Let’s Hear It for Leftover Adobo
We love adobo leftovers. I shred the meat to tiny slivers, deep fry in hot oil till crisp, and serve it with sinangag (garlic fried rice). Or else, as sandwich filling, in between hoagies, dinner rolls, or the Filipino pan de sal, nestled between cucumber and tomato slices. The latter is a favorite at cocktail parties.
Savory Chicken Stews
- Easy Chicken Yassa
- Guyanese Chicken Curry
- Moroccan Chicken With Lemon and Olives
- Arroz con Pollo
Marinate the chicken:
In a large bowl, combine the chicken pieces with the vinegar, soy sauce, peppercorns, bay leaves, and garlic. Keep marinated chicken and liquid in a resealable plastic bag or a non-reactive covered container. Marinate in the refrigerator for at least 6 hours or up to overnight.
Begin cooking the adobo:
Combine the chicken and its marinade with the broth or water in a large stockpot or Dutch oven. Add a pinch of salt. Do not stir and do not cover. Bring to a boil over medium-high heat.
Lower the heat and simmer:
When the liquid boils, lower the heat to maintain a gentle simmer. You can now stir the ingredients, if needed. Simmer uncovered until the liquid is reduced by half and the chicken registers at least 165° F on an instant-read thermometer. Keep an eye on the adobo so that the meat doesn’t burn and the liquid does not totally evaporate. Lower heat if the pot has become too hot.
Remove the chicken from the pot:
Using a slotted spoon, remove the chicken pieces and drain well on paper towels. Remove the garlic and pat dry as well. If you like, discard the bay leaves and whole peppercorns from the sauce (don’t worry about it too much).

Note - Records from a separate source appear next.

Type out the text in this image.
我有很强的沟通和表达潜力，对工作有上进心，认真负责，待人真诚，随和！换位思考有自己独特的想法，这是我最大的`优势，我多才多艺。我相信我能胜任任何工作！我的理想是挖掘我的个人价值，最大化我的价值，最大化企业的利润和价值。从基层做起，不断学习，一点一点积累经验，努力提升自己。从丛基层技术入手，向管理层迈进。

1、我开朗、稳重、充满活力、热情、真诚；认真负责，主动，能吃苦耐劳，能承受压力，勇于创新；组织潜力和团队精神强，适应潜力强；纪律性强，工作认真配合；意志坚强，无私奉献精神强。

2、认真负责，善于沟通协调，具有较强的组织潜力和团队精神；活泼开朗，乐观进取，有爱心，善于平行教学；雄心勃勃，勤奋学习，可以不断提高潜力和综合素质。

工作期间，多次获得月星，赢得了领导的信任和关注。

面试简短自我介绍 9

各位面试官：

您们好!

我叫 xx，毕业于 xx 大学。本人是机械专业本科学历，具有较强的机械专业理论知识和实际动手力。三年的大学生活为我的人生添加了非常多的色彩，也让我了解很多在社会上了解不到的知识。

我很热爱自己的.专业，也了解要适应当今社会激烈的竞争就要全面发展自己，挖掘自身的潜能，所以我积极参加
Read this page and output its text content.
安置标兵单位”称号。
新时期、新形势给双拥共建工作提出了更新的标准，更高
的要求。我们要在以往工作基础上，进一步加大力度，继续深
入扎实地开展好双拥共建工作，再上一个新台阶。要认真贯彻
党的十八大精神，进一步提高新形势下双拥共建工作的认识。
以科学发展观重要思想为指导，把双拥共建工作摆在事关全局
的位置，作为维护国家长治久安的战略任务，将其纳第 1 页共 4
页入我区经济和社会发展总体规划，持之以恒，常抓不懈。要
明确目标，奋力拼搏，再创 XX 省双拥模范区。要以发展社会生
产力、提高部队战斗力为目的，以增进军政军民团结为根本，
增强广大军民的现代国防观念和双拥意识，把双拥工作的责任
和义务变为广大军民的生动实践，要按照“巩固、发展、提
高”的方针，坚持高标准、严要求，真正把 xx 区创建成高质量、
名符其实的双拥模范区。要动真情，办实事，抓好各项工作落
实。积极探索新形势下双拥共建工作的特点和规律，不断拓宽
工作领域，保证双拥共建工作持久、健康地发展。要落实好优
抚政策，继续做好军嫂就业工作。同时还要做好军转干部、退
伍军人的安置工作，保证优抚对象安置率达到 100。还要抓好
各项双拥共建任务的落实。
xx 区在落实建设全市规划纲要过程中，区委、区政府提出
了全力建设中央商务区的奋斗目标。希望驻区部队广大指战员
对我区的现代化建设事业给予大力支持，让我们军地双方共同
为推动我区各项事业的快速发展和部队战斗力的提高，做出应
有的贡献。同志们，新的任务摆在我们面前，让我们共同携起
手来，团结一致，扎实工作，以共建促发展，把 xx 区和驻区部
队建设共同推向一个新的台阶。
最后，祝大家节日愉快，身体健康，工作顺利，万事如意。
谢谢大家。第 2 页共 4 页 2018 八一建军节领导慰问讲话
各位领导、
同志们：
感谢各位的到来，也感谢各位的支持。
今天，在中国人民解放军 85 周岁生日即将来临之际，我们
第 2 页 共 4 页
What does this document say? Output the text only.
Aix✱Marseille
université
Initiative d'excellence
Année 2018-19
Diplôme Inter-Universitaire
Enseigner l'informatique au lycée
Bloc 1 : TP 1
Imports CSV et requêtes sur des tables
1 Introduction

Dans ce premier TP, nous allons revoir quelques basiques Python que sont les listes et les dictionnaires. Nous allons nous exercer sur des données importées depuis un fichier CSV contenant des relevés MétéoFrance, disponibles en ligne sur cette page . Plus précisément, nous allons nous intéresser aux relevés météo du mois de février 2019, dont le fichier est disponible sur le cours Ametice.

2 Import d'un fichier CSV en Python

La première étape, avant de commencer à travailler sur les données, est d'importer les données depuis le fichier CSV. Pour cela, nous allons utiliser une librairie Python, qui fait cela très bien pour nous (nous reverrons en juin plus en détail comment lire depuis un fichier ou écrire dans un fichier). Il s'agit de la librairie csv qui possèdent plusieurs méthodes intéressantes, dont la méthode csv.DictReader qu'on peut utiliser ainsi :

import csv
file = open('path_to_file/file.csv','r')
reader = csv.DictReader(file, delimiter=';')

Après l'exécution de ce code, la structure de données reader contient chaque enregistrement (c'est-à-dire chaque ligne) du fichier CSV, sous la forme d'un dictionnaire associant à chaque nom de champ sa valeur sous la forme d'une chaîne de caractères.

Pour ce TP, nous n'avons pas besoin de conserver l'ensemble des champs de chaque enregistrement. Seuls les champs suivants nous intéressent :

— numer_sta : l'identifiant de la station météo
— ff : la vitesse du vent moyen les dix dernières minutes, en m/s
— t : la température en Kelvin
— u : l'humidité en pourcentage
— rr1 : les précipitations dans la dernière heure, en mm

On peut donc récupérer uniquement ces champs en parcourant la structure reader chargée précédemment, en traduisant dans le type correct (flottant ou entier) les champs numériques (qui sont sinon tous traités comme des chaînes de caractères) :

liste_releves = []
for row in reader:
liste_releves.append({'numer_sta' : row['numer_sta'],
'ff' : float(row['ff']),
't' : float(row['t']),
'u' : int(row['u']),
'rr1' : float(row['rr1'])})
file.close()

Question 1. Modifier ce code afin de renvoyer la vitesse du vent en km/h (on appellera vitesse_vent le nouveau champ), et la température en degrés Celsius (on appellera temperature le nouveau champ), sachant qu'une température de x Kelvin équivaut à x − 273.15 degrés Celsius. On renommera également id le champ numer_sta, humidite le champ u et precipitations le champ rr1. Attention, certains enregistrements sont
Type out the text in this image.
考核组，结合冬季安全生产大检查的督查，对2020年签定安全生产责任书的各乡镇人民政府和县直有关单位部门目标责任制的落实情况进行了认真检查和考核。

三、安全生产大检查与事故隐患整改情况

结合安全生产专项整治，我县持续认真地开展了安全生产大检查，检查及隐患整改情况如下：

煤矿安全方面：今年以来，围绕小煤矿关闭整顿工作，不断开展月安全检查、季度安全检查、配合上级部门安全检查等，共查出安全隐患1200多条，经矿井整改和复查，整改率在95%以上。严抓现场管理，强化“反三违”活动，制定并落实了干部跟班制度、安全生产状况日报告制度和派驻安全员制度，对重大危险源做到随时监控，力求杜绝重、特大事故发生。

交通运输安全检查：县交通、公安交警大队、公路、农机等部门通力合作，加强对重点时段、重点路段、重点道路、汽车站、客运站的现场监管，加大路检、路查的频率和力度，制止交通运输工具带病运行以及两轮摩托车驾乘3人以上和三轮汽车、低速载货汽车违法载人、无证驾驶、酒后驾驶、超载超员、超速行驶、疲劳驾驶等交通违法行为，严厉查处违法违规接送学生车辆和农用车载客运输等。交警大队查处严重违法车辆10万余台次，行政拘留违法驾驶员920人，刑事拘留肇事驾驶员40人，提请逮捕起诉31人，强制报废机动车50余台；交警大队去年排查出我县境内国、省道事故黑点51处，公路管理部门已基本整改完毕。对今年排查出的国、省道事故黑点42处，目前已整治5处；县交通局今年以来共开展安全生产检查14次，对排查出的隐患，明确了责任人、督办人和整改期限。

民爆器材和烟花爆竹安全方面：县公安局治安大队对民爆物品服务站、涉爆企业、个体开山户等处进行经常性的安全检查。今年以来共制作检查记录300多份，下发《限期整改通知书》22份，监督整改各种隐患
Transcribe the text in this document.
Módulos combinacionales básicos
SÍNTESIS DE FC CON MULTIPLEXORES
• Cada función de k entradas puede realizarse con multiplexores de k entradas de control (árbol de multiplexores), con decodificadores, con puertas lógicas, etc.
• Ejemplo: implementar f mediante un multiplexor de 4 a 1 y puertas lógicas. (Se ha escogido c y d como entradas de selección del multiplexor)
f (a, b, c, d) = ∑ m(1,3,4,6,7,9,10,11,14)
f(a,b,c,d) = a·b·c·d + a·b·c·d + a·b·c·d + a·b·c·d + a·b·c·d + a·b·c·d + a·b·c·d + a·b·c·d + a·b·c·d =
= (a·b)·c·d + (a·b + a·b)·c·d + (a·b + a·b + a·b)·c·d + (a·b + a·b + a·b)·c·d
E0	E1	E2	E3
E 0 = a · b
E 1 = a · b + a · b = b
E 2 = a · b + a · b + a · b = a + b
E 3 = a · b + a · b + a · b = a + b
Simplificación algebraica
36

Set the sauce aside, off the heat.
Fry the chicken:
In a wide saucepan or deep skillet, heat the vegetable oil over medium-high heat. When oil ripples (about 350 F if using a thermometer), add the garlic and fry for 1-2 minutes. Do not let the garlic burn or it affects the outcome of the adobo flavor. Remove with a slotted spoon and set aside.
Then, to the same oil, add the chicken pieces one at a time and fry the chicken until the skin is crisp and dark brown, about 5 minutes per side. If your pan is too small to fit all the chicken at once without crowding, do this in two batches.
Drain the chicken briefly on paper towels to absorb the excess grease.
Taste the sauce and adjust the seasoning with more salt, if needed.
Place the chicken on a rimmed serving platter. Sprinkle the fried garlic all over. Pour the remaining adobo sauce over the fried pieces.
Serve warm with steamed rice.
This chicken adobo can be cooked ahead, and actually tastes better a day or two after. Frozen, adobo can last up to 2 months.